Um visionário chamado António Pinto Monteiro…

Pode parecer controverso, mas escrever sobre alguém que admiramos pode tornar-se algo difícil. Uma tarefa que se complica, quando somos amigos da pessoa em questão. Esta minha crónica é, por isso, um exercício que eu diria até “muito difícil”. Mas, passando a redundância, comecemos pelo princípio.

Não há, ainda, grande consenso relativamente à definição de “empreendedor social”. Ainda assim, o Instituto do Empreendedorismo Social diz-nos que, “é um catalisador da mudança que resolve, eficazmente, problemas sociais”. Ou seja, cria e maximiza valor social, estando comprometido com uma causa comunitária. Uma qualidade que o distingue, por exemplo, de um empreendedor comercial, que tem como objetivo principal gerar o maior volume possível de receitas e lucros.

Por isso, as preocupações de um empreendedor social vão mais além, tendo a sua atuação como principal foco o desenvolvimento de soluções inovadoras e de mudança para dar resposta às questões sociais, nas mais diversas áreas, como a saúde, educação, juventude, meio-ambiente, ou direitos humanos, entre outras.

Há dias, num encontro sobre Inovação Social a que assisti, um dos oradores enumerava algumas características de um “Empreendedor Social”, como sendo perseverante, realista, visionário e inovador. O primeiro nome que me veio à cabeça foi: “António Pinto Monteiro”. E, nele, o significado ganha um sentido redobrado, porque temos de recuar até 1979, onde encetou um caminho duro, mas que veio a dar bons frutos.

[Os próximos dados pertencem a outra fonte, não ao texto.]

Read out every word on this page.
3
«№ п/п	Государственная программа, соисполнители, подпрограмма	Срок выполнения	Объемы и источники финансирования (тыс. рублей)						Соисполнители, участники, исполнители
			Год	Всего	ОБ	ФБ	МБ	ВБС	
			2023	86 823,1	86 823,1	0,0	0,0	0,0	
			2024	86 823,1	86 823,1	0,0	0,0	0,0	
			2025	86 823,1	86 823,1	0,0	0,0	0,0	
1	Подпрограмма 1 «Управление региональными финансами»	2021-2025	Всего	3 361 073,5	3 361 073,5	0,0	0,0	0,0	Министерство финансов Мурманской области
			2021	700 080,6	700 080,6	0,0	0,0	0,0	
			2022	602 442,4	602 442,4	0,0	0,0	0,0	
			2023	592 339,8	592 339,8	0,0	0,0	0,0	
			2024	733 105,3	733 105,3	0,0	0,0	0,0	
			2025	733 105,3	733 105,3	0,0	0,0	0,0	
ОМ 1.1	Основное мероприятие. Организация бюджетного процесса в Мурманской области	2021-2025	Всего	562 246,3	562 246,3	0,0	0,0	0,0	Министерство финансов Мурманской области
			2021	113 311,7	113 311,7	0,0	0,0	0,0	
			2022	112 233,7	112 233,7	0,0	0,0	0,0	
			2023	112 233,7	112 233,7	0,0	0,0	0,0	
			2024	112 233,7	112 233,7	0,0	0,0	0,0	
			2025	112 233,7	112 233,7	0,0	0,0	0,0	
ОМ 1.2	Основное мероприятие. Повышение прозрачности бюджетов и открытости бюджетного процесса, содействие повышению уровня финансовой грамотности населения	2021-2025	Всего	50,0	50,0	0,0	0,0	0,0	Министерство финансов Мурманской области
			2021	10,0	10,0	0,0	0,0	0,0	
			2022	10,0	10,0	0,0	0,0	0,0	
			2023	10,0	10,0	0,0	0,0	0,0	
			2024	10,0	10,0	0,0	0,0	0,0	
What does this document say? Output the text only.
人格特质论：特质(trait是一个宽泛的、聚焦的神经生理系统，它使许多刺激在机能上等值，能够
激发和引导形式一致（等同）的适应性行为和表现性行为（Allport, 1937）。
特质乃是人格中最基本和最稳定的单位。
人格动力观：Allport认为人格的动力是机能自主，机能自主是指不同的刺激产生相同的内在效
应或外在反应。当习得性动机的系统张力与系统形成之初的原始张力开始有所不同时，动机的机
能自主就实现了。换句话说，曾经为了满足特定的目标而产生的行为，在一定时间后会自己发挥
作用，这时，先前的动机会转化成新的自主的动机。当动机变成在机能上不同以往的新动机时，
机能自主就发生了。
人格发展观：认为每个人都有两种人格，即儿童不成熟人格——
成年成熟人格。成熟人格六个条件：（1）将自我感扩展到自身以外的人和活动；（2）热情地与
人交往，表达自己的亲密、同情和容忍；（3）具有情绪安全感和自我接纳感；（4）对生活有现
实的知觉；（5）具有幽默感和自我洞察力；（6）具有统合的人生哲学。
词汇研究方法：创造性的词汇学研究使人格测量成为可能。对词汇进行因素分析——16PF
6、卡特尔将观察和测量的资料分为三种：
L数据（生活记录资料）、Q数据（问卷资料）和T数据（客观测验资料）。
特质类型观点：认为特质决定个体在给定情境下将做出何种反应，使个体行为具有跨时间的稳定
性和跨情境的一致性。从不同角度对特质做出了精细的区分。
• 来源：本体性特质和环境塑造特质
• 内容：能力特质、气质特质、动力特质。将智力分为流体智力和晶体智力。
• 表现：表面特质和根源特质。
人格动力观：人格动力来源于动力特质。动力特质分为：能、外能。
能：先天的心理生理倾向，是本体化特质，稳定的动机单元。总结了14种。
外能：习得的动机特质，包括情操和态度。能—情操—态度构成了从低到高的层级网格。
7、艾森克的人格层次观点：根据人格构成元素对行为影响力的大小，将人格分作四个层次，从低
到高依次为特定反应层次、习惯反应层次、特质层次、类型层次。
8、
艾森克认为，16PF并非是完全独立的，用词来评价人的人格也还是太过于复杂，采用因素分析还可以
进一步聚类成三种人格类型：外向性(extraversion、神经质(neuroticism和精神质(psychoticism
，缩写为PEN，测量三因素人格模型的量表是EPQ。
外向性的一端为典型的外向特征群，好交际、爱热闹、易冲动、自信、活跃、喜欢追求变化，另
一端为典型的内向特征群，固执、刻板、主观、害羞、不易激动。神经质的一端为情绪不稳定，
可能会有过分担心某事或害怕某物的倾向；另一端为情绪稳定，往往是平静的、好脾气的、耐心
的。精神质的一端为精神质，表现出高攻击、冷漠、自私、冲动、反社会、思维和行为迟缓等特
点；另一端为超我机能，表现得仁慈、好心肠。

Nessa altura, tudo era mais complicado. As comunicações não eram tão acessíveis e simples; as viagens eram muito caras e existia sempre a barreira da língua. Ainda assim, não se coibiu de “arregaçar as mangas” e lutar; procurou estabelecer parcerias; pediu apoios, insistiu, persistiu. Percorreu o nosso país e foi além-fronteiras, à procura de ajuda e de boas práticas para replicar nas obras sociais que queria criar aqui, em Portugal: França, Alemanha, Bélgica, Holanda, Suécia, Japão, Brasil, foram alguns dos seus destinos, entre tantos outros. E partiu sempre sem medo. Destemido. Outra das suas grandes caraterísticas.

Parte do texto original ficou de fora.